O volume final da amostra aumentou em muitas vezes em relação ao volume
inicial. Isso ocorreu pela diluição ocorrida durante o processo de separação na fase
estacionária e a constante adição de fase móvel.
4.c. Como você procederia caso desejasse trabalhar com maior volume de amostra?
Para se trabalhar com volume maior de amostra, seria necessária uma coluna
cromatográfica maior, para que possa suportar maior volume de fase estacionária.
Isto provocaria uma maior eficiência de separação
4.d. Duas moléculas de mesmo peso molecular obtiveram diferentes tempos de
retenção. Explique.
Apesar de terem o mesmo PM, a geometria ou tamanho diferente dessas
moléculas influenciará se elas passarão ou não pelos poros da resina, ou seja, qual
será o seu tempo de eluição pela coluna.
4.e. Você está utilizando uma Sephacryl 5-500 HR. Entretanto, a eluição está
demorando excessivamente o que fazer?
Como a resina Sephacryl é um gel mais rígido, mais viscoso que a Sephadex,
ou seja, é mais resistente a passagem da fase móvel, apresentando assim maior
tempo de corrida. Para resolver essa situação pode aumentar a pressão da fase
móvel, para assim aumentar a velocidade de eluição.
4.f. O que fazer quando a única chance de separação de duas substâncias é através
do aumento do “mesh” da resina e da implantação do números de pratos teóricos?

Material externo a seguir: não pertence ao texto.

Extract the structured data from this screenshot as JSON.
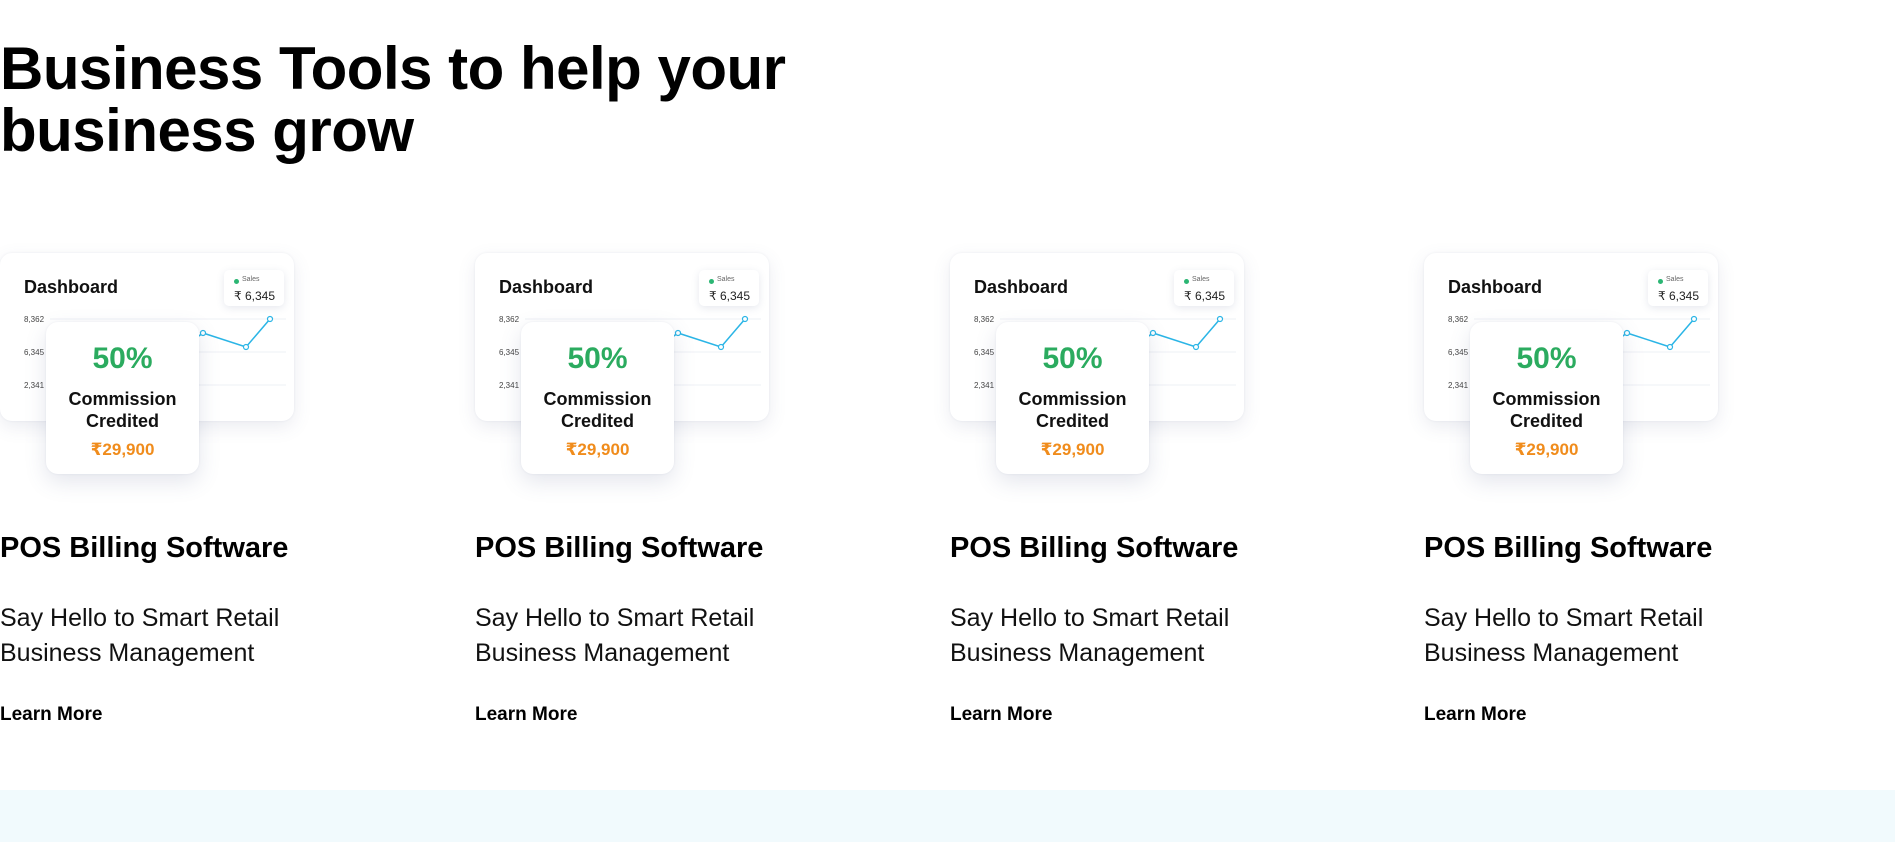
{
  "section": {
    "heading": "Business Tools to help your business grow"
  },
  "colors": {
    "accent_green": "#2bab5f",
    "accent_orange": "#f08c1c",
    "chart_line": "#2bb5e6",
    "footer_band": "#f1fafd"
  },
  "cards": [
    {
      "dashboard": {
        "title": "Dashboard",
        "sales_label": "Sales",
        "sales_value": "₹ 6,345",
        "y_ticks": [
          "8,362",
          "6,345",
          "2,341"
        ]
      },
      "commission": {
        "percent": "50%",
        "label": "Commission Credited",
        "amount": "₹29,900"
      },
      "title": "POS Billing Software",
      "description": "Say Hello to Smart Retail Business Management",
      "link": "Learn More"
    },
    {
      "dashboard": {
        "title": "Dashboard",
        "sales_label": "Sales",
        "sales_value": "₹ 6,345",
        "y_ticks": [
          "8,362",
          "6,345",
          "2,341"
        ]
      },
      "commission": {
        "percent": "50%",
        "label": "Commission Credited",
        "amount": "₹29,900"
      },
      "title": "POS Billing Software",
      "description": "Say Hello to Smart Retail Business Management",
      "link": "Learn More"
    },
    {
      "dashboard": {
        "title": "Dashboard",
        "sales_label": "Sales",
        "sales_value": "₹ 6,345",
        "y_ticks": [
          "8,362",
          "6,345",
          "2,341"
        ]
      },
      "commission": {
        "percent": "50%",
        "label": "Commission Credited",
        "amount": "₹29,900"
      },
      "title": "POS Billing Software",
      "description": "Say Hello to Smart Retail Business Management",
      "link": "Learn More"
    },
    {
      "dashboard": {
        "title": "Dashboard",
        "sales_label": "Sales",
        "sales_value": "₹ 6,345",
        "y_ticks": [
          "8,362",
          "6,345",
          "2,341"
        ]
      },
      "commission": {
        "percent": "50%",
        "label": "Commission Credited",
        "amount": "₹29,900"
      },
      "title": "POS Billing Software",
      "description": "Say Hello to Smart Retail Business Management",
      "link": "Learn More"
    }
  ]
}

O grau de reticulações, ligações cruzadas entre as cadeias, determinam o
mesh de uma resina. Quanto menor o número de ligações cruzadas entre as cadeias,
maior será o tamanho dos poros (maior o mesh). Então para aumentar o mesh de uma
resina basta utilizar uma com menor grau de reticulação. Porém este aumento do
diâmetro da partícula, piora a separação, tal fato pode ser compreendido pela
Equação de Van Deemter, uma vez que aumenta a altura dos pratos teóricos,
diminuindo o número total dos mesmos. Uma forma de diminuir esse problema gerado
pelo aumento dos poros da resina é aumentar a velocidade da fase móvel através do
aumento de pressão. Esse aumento tem que ser controlado, pois se não pode
danificar a integridade física da resina.
4.g. Como você calibraria a sua coluna?
Para calibrar a coluna, utilizaríamos padrões conhecidos de um determinado
analito, anotando seu tempo de retenção, as condições do meio, altura e tipo da fase
estacionária, além da fase móvel utilizada. Uma vez que, o mesmo analito apresenta o
mesmo tempo de retenção caso todas as condições da eluição.
5. CONCLUSÃO
A cromatografia líquida clássica se mostrou uma boa técnica para separação
de corantes, com um alto tempo de análise.
6. BIBLIOGRAFIA
− COLLINS C. H.; BRAGA G. L; BONATO P. S. org. Fundamentos de
Cromatografia. Campinas − SP. Unicamp, 2009.
− de Química Analítica, Editora Thomson, tradução da 8ª edição, 2006.
− POP 009e1r3 – Cromatografia Líquida de Gel Filtração. IFRJ, 2008.
− The Merck Index Thirteenth Edition on CD-ROM,2011. Merck & Co., Inc.,
Whitehouse Station, New Jersey, USA.